IntroductionTuberculosis (TB) remains a significant global health issue, ranking as the 13th leading cause of death worldwide. Management of tuberculosis requires administration of multiple drugs for varied duration which increases the risk of developing adverse reactions. Among various adverse reactions are cutaneous adverse reactions (CARs) which can be immune mediated or non immune mediated. Aim1. To study the clinical, epidemiological, and morphological characteristics of cutaneous adverse reactions resulting from antitubercular treatment. 2. To study the outcomes of cutaneous adverse reactions to antitubercular therapy using the Modified Hartwig and Seigel severity assessment scale and rechallenge protocol, and assess the effectiveness of management strategies.
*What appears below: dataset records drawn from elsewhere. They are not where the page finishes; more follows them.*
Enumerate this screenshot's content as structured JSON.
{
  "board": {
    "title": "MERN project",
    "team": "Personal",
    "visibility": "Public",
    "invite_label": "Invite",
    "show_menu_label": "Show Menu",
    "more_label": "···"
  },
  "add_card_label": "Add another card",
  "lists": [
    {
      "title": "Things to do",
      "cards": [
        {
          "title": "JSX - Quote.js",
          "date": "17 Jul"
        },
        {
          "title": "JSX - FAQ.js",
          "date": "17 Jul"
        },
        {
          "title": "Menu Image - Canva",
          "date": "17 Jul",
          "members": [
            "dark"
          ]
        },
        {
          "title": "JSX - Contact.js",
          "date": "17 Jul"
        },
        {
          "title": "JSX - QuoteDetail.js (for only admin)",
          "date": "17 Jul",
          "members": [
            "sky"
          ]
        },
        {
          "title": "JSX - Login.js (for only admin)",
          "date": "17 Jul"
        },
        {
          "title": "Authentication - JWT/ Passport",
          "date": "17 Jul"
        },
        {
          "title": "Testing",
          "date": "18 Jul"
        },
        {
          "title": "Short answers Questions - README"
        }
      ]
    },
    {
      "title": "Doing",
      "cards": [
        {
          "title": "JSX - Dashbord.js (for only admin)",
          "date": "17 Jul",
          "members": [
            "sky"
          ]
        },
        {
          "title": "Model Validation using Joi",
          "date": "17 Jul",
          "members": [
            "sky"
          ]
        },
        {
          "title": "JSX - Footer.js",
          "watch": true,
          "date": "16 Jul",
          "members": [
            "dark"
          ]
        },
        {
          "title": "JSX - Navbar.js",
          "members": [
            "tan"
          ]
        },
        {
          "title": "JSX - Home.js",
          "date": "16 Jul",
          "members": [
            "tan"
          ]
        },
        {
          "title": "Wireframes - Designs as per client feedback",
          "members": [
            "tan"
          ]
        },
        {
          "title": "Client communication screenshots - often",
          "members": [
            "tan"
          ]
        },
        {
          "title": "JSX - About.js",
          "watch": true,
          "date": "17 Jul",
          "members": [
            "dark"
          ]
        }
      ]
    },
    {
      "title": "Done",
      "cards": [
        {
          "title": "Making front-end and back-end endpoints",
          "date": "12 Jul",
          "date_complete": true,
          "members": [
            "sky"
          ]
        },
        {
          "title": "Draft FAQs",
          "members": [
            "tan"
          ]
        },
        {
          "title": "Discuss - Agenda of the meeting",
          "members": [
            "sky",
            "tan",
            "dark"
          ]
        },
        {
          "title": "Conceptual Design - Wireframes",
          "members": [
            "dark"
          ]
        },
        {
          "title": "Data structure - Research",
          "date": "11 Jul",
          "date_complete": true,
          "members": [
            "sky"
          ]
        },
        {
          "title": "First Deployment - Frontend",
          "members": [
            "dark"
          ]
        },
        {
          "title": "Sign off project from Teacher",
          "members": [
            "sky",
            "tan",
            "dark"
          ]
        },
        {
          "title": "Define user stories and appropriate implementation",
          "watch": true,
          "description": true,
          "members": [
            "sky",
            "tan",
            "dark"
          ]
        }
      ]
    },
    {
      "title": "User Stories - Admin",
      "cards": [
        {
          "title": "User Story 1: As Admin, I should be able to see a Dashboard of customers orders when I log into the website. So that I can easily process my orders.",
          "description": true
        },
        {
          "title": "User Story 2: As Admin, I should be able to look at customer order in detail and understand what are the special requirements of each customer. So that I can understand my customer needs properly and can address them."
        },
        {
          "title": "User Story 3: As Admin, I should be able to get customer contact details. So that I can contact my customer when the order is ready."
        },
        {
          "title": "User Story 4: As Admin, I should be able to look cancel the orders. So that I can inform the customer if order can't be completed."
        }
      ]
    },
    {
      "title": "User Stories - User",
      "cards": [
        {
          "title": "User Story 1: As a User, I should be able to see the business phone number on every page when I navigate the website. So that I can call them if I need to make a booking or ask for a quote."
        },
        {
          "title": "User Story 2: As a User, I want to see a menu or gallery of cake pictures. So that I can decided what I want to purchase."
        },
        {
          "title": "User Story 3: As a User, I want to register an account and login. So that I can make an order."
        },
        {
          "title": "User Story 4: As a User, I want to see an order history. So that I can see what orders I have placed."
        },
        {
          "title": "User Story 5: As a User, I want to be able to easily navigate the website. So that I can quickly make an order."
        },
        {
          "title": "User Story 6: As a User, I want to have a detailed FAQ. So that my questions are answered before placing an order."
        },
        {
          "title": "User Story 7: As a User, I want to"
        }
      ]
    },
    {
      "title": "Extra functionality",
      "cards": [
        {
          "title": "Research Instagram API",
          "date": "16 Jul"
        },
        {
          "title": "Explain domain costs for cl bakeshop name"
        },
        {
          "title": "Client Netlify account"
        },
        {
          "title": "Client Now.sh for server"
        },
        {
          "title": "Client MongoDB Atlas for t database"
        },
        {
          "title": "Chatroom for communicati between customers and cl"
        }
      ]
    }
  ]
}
Methodology: A longitudinal observational study was conducted over a period of 1 year at department of Pulmonology and Dermatology at tertiary care institute to assess CARs in patients on antitubercular treatment. Rechallenge was done in eligible patients. ResultsAmong 3164 TB patients on anti-tubercular treatment (ATT), 56 developed CARs, yielding an incidence rate of 1.77% per year. The study found female preponderance, with the most affected age groups being 21-30 and 41-50 years. Most CARs occurred within the first 30 days of ATT initiation, predominantly manifesting as maculopapular rash. Factors such as multiple medication use, diabetes, elderly age, and positive HIV status were associated with CARs. Ethambutol was identified as the most frequently implicated drug in the occurrence of cutaneous adverse reactions (CARs) upon rechallenge. ConclusionEffective management of CARs involves appropriate treatment, careful monitoring, and rechallenge protocols to identify culprit drugs while minimizing the risk of severe reactions.Upon complete resolution of initial adverse reaction, one must do rechallenge meticulously to pinpoint culprit drug and ensuring effective tuberculosis treatment.